Arka menghentikan ceritanya sebentar sebelum melanjutkannya.
"Setelah kecelakaan itu Aksa mengalami trauma, dia bakalan sulit bernafas kalau teringat sama kejadian itu. Sejak itu, dia rutin berobat untuk mengobati traumanya dan sebenernya keadaannya udah lumayan membaik."
Semuanya terdiam mendengar cerita Arka.
"Tapi Aksa juga berubah. Dia jadi lebih pendiam, dia dekat sama gue tapi di saat bersamaan juga terasa jauh. Puncaknya dia minta pindah sekolah, Aksa bilang dia pengen melupakan segala traumanya. Papa setuju, gue juga nggak bisa ngelarang dia. Dia selalu bilang kalau dia baik-baik aja di sini. Begonya gue percaya gitu aja, seharusnya gue tau kalau dia diganggu sama tikus-tikus got itu."
Reyhan merangkul bahu Arka, mencoba memberinya dukungan. Ternyata Aksa dan Arka pernah melalui peristiwa yang sulit. Dia tidak menyangkanya.
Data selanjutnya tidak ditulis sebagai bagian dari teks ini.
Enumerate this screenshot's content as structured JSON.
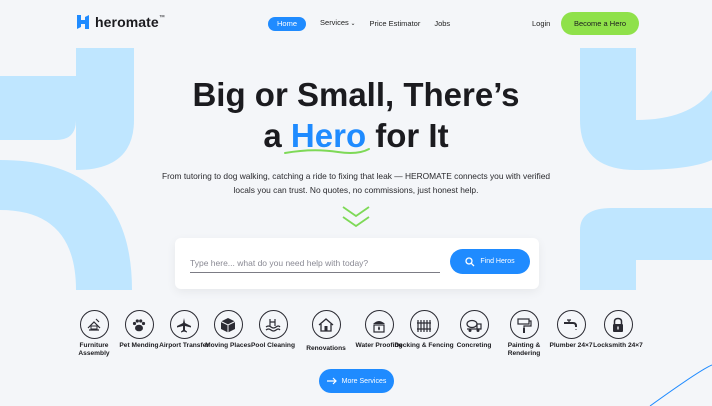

Mata Dean bahkan sudah berkaca-kaca, pantas saja di awal dia mengenal Aksa anak itu begitu pendiam. Rupanya Aksa menyimpan traumanya sendiri.
"Makanya Kak, gue marah banget sama para tikus got yang udah ngelukain Aksa. Mereka bahkan nggak tau gimana perjuangan papa sama gue buat kesembuhan Aksa. Rasanya sehabis kecelakaan itu gue udah mau gila waktu liat dia berlumuran darah, gue nggak mau kejadian yang sama terulang ke Aksa. Cukup sekali aja dia terluka dan berada di ambang kematian." setetes air mata jatuh dari sudut mata Arka.
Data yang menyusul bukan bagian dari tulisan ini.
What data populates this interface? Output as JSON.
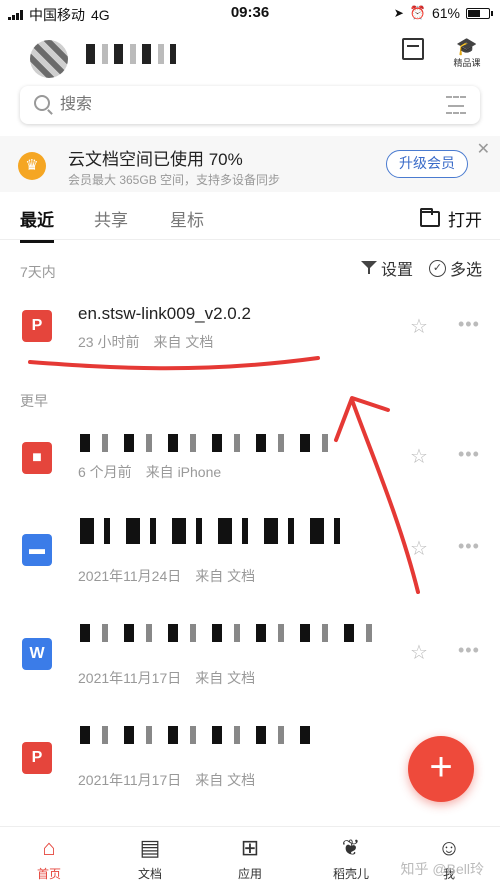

"Yang sabar ya, Ka." Vino mengusap bahu Arka, berusaha menenangkan anak itu. "Sekarang kalian berdua punya kita. Kita bakalan bantuin lo buat jagain Aksa. Dia pasti bakalan bisa sembuh dari rasa trauma itu. Kita bantu dia sama-sama."
Arka masih sedih namun sedikit lega setelah menceritakan ini kepada mereka, meskipun sebenarnya dia hanya menceritakan garis besar dari peristiwa itu. Setidaknya dia bisa membagi sedikit beban yang telah dia pendam selama ini.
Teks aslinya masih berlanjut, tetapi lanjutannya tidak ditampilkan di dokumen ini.